The ruling in case of Reformina vs. Tomol relied upon by the appellate court in reducing the

interest rate on the promissory notes from 16% to 12% per annum does not squarely apply

to the instant petition. In the abovecited case, the rate of 12% was applied to forebearances

of money, goods or credit and court judgments thereon, only in the absence of any

stipulation between the parties.

In the case at bar however , it was found by the trial court that the rate of interest is 9% per

annum, which interest rate the plaintiff may at any time without notice, raise within the

limits allowed law. And so, as of February 16, 1984 , the plaintiff had fixed the interest at

16% per annum.

This Court has held that the rates under the Usury Law, as amended by Presidential Decree

No. 116, are applicable only to interests by way of compensation for the use or forebearance

of money. Article 2209 of the Civil Code, on the other hand, governs interests by way of

damages. 15 This fine distinction was not taken into consideration by the appellate court,

which instead made a general statement that the interest rate be at 12% per annum.

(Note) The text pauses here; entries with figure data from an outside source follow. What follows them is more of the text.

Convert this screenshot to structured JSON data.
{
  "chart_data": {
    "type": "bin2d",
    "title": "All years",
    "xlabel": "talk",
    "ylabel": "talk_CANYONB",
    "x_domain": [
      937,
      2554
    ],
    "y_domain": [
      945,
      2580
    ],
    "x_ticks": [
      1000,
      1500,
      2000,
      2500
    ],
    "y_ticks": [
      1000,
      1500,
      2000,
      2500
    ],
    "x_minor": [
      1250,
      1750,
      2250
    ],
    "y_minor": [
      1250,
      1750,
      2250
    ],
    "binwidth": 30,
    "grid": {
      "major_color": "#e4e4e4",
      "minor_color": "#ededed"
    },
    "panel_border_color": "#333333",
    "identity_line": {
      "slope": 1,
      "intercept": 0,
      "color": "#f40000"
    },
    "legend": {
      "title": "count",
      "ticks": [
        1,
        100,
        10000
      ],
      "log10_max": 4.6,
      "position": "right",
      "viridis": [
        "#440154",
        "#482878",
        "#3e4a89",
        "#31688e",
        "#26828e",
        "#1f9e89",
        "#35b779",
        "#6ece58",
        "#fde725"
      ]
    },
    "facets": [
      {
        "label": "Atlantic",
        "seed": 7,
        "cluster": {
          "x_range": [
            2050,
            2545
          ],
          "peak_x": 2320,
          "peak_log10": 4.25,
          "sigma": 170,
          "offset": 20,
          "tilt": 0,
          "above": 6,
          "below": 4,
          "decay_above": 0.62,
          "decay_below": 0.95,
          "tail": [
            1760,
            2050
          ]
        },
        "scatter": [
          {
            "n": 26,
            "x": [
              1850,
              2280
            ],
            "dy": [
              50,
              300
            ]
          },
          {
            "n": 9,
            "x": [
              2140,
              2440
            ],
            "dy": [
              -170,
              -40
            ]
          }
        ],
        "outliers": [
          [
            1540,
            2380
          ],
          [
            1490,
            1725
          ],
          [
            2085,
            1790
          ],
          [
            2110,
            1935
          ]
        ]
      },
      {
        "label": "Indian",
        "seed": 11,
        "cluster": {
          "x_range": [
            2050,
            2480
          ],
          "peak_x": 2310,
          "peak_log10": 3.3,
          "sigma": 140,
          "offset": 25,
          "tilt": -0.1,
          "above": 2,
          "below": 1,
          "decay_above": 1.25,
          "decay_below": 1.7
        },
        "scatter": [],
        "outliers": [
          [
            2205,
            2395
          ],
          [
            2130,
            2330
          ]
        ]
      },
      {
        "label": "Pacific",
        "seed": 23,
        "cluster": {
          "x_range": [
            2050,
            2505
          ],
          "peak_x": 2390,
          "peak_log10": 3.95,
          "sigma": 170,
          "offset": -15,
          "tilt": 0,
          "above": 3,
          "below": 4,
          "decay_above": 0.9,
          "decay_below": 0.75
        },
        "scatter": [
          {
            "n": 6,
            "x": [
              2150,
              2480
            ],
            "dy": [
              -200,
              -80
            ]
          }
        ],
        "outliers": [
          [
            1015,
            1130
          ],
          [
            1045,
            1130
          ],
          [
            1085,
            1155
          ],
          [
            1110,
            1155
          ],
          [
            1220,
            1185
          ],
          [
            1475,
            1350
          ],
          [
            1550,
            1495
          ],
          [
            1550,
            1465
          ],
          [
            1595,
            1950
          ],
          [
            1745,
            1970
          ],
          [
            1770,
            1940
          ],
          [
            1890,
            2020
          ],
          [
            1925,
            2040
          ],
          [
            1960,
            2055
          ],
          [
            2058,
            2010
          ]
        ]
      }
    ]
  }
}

Inasmuch as this Court had declared that increases in interest rates are not subject to any

ceiling prescribed by the Usury Law, the appellate court erred in limiting the interest rates at

12% per annum. Central Bank Circular No. 905, Series of 1982 removed the Usury Law

ceiling on interest rates. 16

Page 9: Republic Planters Bank vs Court of Appeals

In the light of the foregoing analysis and under the plain language of the statute and

jurisprudence on the matter, the decision of the respondent: Court of Appeals absolving

private respondent Fermin Canlas is REVERSED and SET ASIDE. Judgment is hereby

rendered declaring private respondent Fermin Canlas jointly and severally liable on all the

nine promissory notes with the following sums and at 16% interest per annum from the

dates indicated, to wit:

Under the promissory note marked as exhibit A, the sum of P300,000.00 with interest from

January 29, 1981 until fully paid; under promissory note marked as Exhibit B, the sum of

P40,000.00 with interest from November 27, 1980: under the promissory note denominated

as Exhibit C, the amount of P166,466.00 with interest from January 29, 1981; under the

promissory note denominated as Exhibit D, the amount of P367,000.00 with interest from

January 29, 1981 until fully paid; under the promissory note marked as Exhibit E, the amount

of P86,130.31 with interest from January 29, 1981; under the promissory note marked as

Exhibit F, the sum of P140,000.00 with interest from November 27, 1980 until fully paid;

under the promissory note marked as Exhibit G, the amount of P12,703.70 with interest

from November 27, 1980; the promissory note marked as Exhibit H, the sum of P281,875.91

with interest from January 29, 1981; and the promissory note marked as Exhibit I, the sum of

P200,000.00 with interest on January 29, 1981.

The liabilities of defendants Pinch Manufacturing Corporation (formerly Worldwide Garment

Manufacturing, Inc.) and Shozo Yamaguchi, for not having appealed from the decision of the

trial court, shall be adjudged in accordance with the judgment rendered by the Court a quo.

With respect to attorney’s fees, and penalty and service charges, the private respondent

Fermin Canlas is hereby held jointly and solidarity liable with defendants for the amounts

found, by the Court a quo. With costs against private respondent.

SO ORDERED.

Narvasa, C.J., (Chairman), Feliciano, Regalado and Nocon, JJ., concur.